Dolar ve petrol fiyatları düştüğünde de akaryak ve enerji başta olmak üzere her şey zamlanıyorsa ki zamlandı, fiyatların düşmesi olası görünmüyor. Elektrik tüketiminde yüzde 130 oranındaki zammın 150 kwh yerine 210 kwh üzerinde uygulanması hiç yoktan iyidir dedirtecek bir düzeltmedir, yetersizdir.
Enflasyon nasıl olsa yüksek, gerekirse 500 TL’lik banknotlar basılmalı, maaşlar yükseltilmeli.. İthalat yerine ürütmek, üretimin maliyetini düşürmektir. Enerji, nakliye ve ithalata dayanan girdiler düşürülmeden üretimin maliyeti dolayısıyla da fiyatlar düşmeyeceğine göre; sadece kamuda değil; özel sektörde de maaşların zamlar; gerçek enflasyon oranında artırılmalıdır.
İlk akla gelen yöntem; enflasyon kaç olursa olsun, enflasyonu düşük gösterecek bir Türkiye İstatistik Kurumu Başkanı (TÜİK) başkanı bularak, istenilen enflasyon rakamını açıklattırmak.
Görevinden alınan TÜİK Başkanı ben 84 milyonun hakkını korumak zorundayım; kul hakkı da tüysüz yetimin hakkını da yiyemem demesinin ardından görevden alındı. Bu demektir ki yiyecek bir başkan aranıyor.
Bulunup bulunmadığını ‘Ocak Ayı Enflasyonu’ açıklanınca hep birlikte göreceğiz.

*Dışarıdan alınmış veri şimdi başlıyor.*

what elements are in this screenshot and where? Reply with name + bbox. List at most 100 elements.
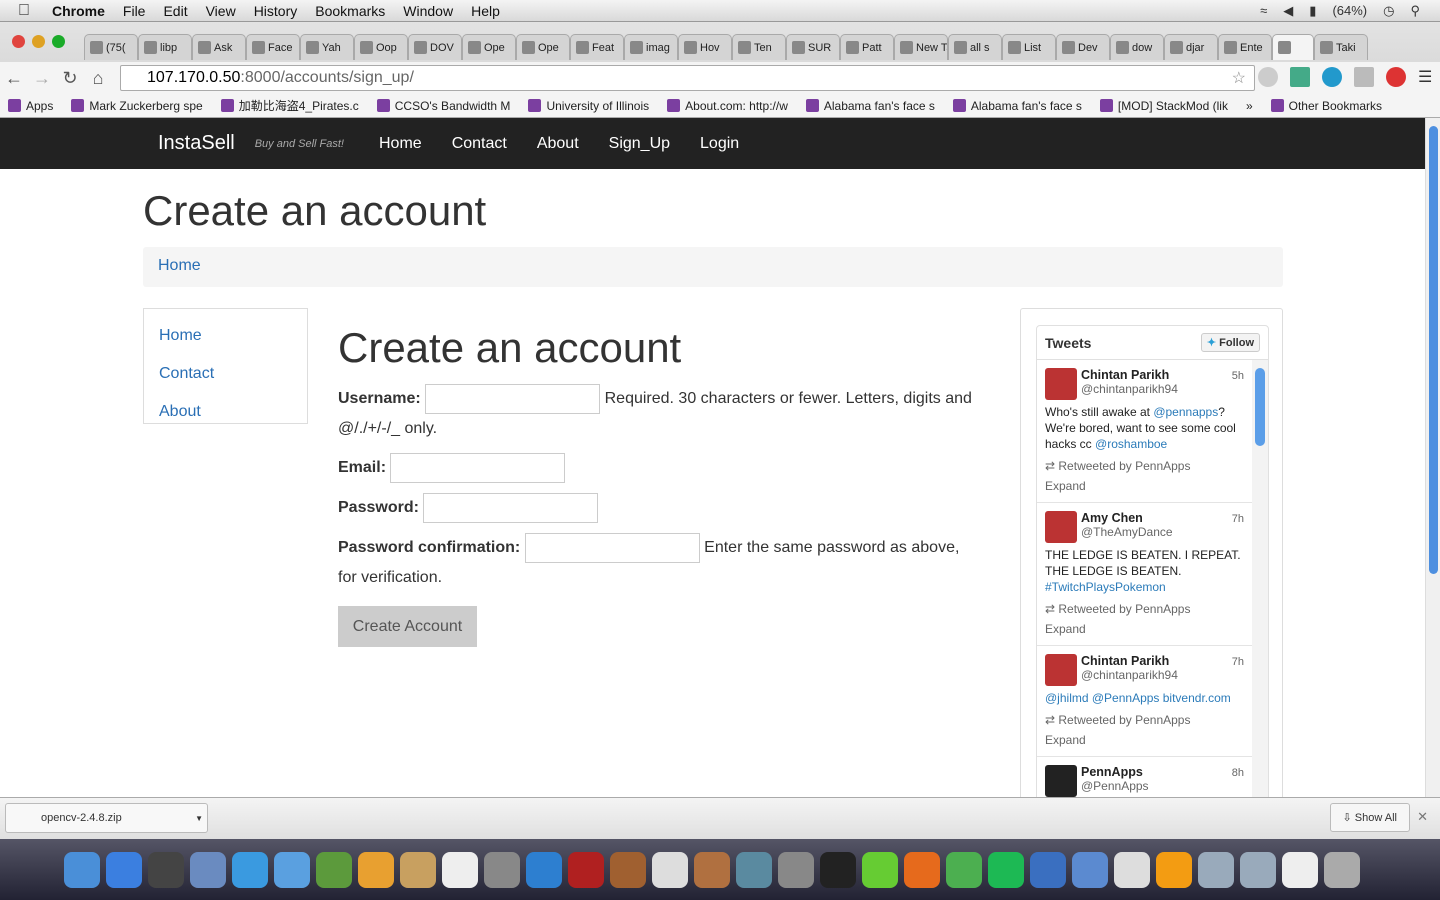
bookmark-item[interactable]: Apps [8, 99, 53, 113]
tweet-time[interactable]: 7h [1232, 513, 1244, 525]
browser-tab[interactable]: Ten [732, 34, 786, 60]
browser-tab[interactable] [1272, 34, 1314, 60]
browser-tab[interactable]: Face [246, 34, 300, 60]
tweet-link[interactable]: #TwitchPlaysPokemon [1045, 580, 1166, 594]
dock-app-icon[interactable] [1240, 851, 1276, 888]
author-name[interactable]: PennApps [1081, 765, 1149, 779]
spotlight-icon[interactable]: ⚲ [1410, 3, 1420, 19]
breadcrumb-home[interactable]: Home [158, 257, 201, 274]
sidebar-item-about[interactable]: About [159, 393, 292, 431]
dock-app-icon[interactable] [274, 851, 310, 888]
close-window-button[interactable] [12, 35, 25, 48]
bookmark-item[interactable]: » [1246, 99, 1253, 113]
bookmark-item[interactable]: 加勒比海盗4_Pirates.c [220, 97, 359, 114]
nav-contact[interactable]: Contact [452, 135, 507, 153]
menu-window[interactable]: Window [403, 3, 453, 19]
browser-tab[interactable]: Ope [516, 34, 570, 60]
menu-app[interactable]: Chrome [52, 3, 105, 19]
dock-app-icon[interactable] [1072, 851, 1108, 888]
dock-app-icon[interactable] [526, 851, 562, 888]
password-input[interactable] [423, 493, 599, 523]
extension-icon[interactable] [1290, 67, 1310, 87]
nav-about[interactable]: About [537, 135, 579, 153]
password-confirm-input[interactable] [524, 533, 700, 563]
browser-tab[interactable]: SUR [786, 34, 840, 60]
author-handle[interactable]: @chintanparikh94 [1081, 382, 1178, 396]
minimize-window-button[interactable] [32, 35, 45, 48]
dock-app-icon[interactable] [190, 851, 226, 888]
author-handle[interactable]: @chintanparikh94 [1081, 668, 1178, 682]
dock-app-icon[interactable] [820, 851, 856, 888]
dock-app-icon[interactable] [106, 851, 142, 888]
browser-tab[interactable]: Hov [678, 34, 732, 60]
dock-app-icon[interactable] [778, 851, 814, 888]
avatar[interactable] [1045, 765, 1077, 797]
dock-app-icon[interactable] [1324, 851, 1360, 888]
avatar[interactable] [1045, 368, 1077, 400]
dock-app-icon[interactable] [148, 851, 184, 888]
download-item[interactable]: opencv-2.4.8.zip ▼ [5, 803, 208, 833]
bookmark-item[interactable]: University of Illinois [528, 99, 649, 113]
browser-tab[interactable]: Patt [840, 34, 894, 60]
dock-app-icon[interactable] [1156, 851, 1192, 888]
menu-help[interactable]: Help [471, 3, 500, 19]
dock-app-icon[interactable] [610, 851, 646, 888]
cast-icon[interactable] [1354, 67, 1374, 87]
nav-home[interactable]: Home [379, 135, 422, 153]
tweet-link[interactable]: @roshamboe [1095, 437, 1167, 451]
browser-tab[interactable]: List [1002, 34, 1056, 60]
tweet-link[interactable]: @jhilmd @PennApps bitvendr.com [1045, 691, 1231, 705]
dock-app-icon[interactable] [232, 851, 268, 888]
username-input[interactable] [425, 384, 601, 414]
tweet-link[interactable]: @pennapps [1153, 405, 1218, 419]
close-download-bar-icon[interactable]: ✕ [1417, 809, 1428, 825]
bookmark-item[interactable]: Alabama fan's face s [952, 99, 1082, 113]
brand-logo[interactable]: InstaSell [158, 132, 235, 155]
dock-app-icon[interactable] [1282, 851, 1318, 888]
browser-tab[interactable]: imag [624, 34, 678, 60]
email-input[interactable] [390, 453, 566, 483]
dock-app-icon[interactable] [904, 851, 940, 888]
browser-tab[interactable]: libp [138, 34, 192, 60]
bookmark-item[interactable]: CCSO's Bandwidth M [376, 99, 510, 113]
dock-app-icon[interactable] [988, 851, 1024, 888]
clock-icon[interactable]: ◷ [1383, 3, 1394, 19]
dock-app-icon[interactable] [316, 851, 352, 888]
author-name[interactable]: Chintan Parikh [1081, 654, 1178, 668]
browser-tab[interactable]: (75( [84, 34, 138, 60]
browser-tab[interactable]: New Ta [894, 34, 948, 60]
nav-sign-up[interactable]: Sign_Up [609, 135, 670, 153]
extension-icon[interactable] [1258, 67, 1278, 87]
tweet-scrollbar[interactable] [1252, 360, 1268, 797]
dock-app-icon[interactable] [694, 851, 730, 888]
back-button[interactable]: ← [0, 68, 28, 89]
volume-icon[interactable]: ◀ [1283, 3, 1293, 19]
tweet-time[interactable]: 5h [1232, 370, 1244, 382]
sidebar-item-contact[interactable]: Contact [159, 355, 292, 393]
nav-login[interactable]: Login [700, 135, 739, 153]
battery-icon[interactable]: ▮ [1309, 3, 1316, 19]
expand-link[interactable]: Expand [1045, 476, 1244, 496]
browser-tab[interactable]: Ente [1218, 34, 1272, 60]
menu-bookmarks[interactable]: Bookmarks [315, 3, 385, 19]
menu-file[interactable]: File [123, 3, 146, 19]
dock-app-icon[interactable] [1030, 851, 1066, 888]
dock-app-icon[interactable] [652, 851, 688, 888]
create-account-button[interactable]: Create Account [338, 606, 477, 647]
browser-tab[interactable]: Dev [1056, 34, 1110, 60]
home-button[interactable]: ⌂ [84, 68, 112, 89]
browser-tab[interactable]: Yah [300, 34, 354, 60]
menu-view[interactable]: View [206, 3, 236, 19]
browser-tab[interactable]: Taki [1314, 34, 1368, 60]
browser-tab[interactable]: dow [1110, 34, 1164, 60]
dock-app-icon[interactable] [442, 851, 478, 888]
expand-link[interactable]: Expand [1045, 730, 1244, 750]
bookmark-item[interactable]: Other Bookmarks [1270, 99, 1382, 113]
dock-app-icon[interactable] [64, 851, 100, 888]
avatar[interactable] [1045, 654, 1077, 686]
sidebar-item-home[interactable]: Home [159, 317, 292, 355]
expand-link[interactable]: Expand [1045, 619, 1244, 639]
author-name[interactable]: Amy Chen [1081, 511, 1173, 525]
reload-button[interactable]: ↻ [56, 68, 84, 89]
adblock-icon[interactable] [1386, 67, 1406, 87]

Enflasyon ve çalışanların maaşlarının hesaplanmasına temel oluşturacak piyasa fiyatlarını araştıran TÜİK’e başkan dayanmadı; bir yılda 3 başkan değişti.
Üretimden kaynaklanan fiyatların çok üstünde zamdan sonra belirli süre zam yapmayarak da enflasyonla sanal mücadele edilebilir. Böylece vatandaşın satın alma gücüyle kıyaslayarak değil; yaşanırken kabul edilmeyen yüksek enflasyonu örnek gösterip fiyat artışı olmadığı ileri sürülür. Yüzde 100 zamdan sonra yüzde 50 indirim, hem fiyatları hem de enflasyonu indirir.
Maaş zamlarının hayat pahalılığıyla değil de bir önceki yılın maaş artışlarıyla kıyaslanarak yüksek artış yapıldığı iddia edilebilir. Enflasyon zam değil; zamlı ürünlerin satıldığı süreçtir. Zam üstüne yeni zam yapılmasa enflasyon düşer, ancak piyasanın zamlandığı kadar ücretler zamlanmazsa vatandaşın satın alma gücü değişmez, enflasyonun en yüksek olduğu seviyede sürer.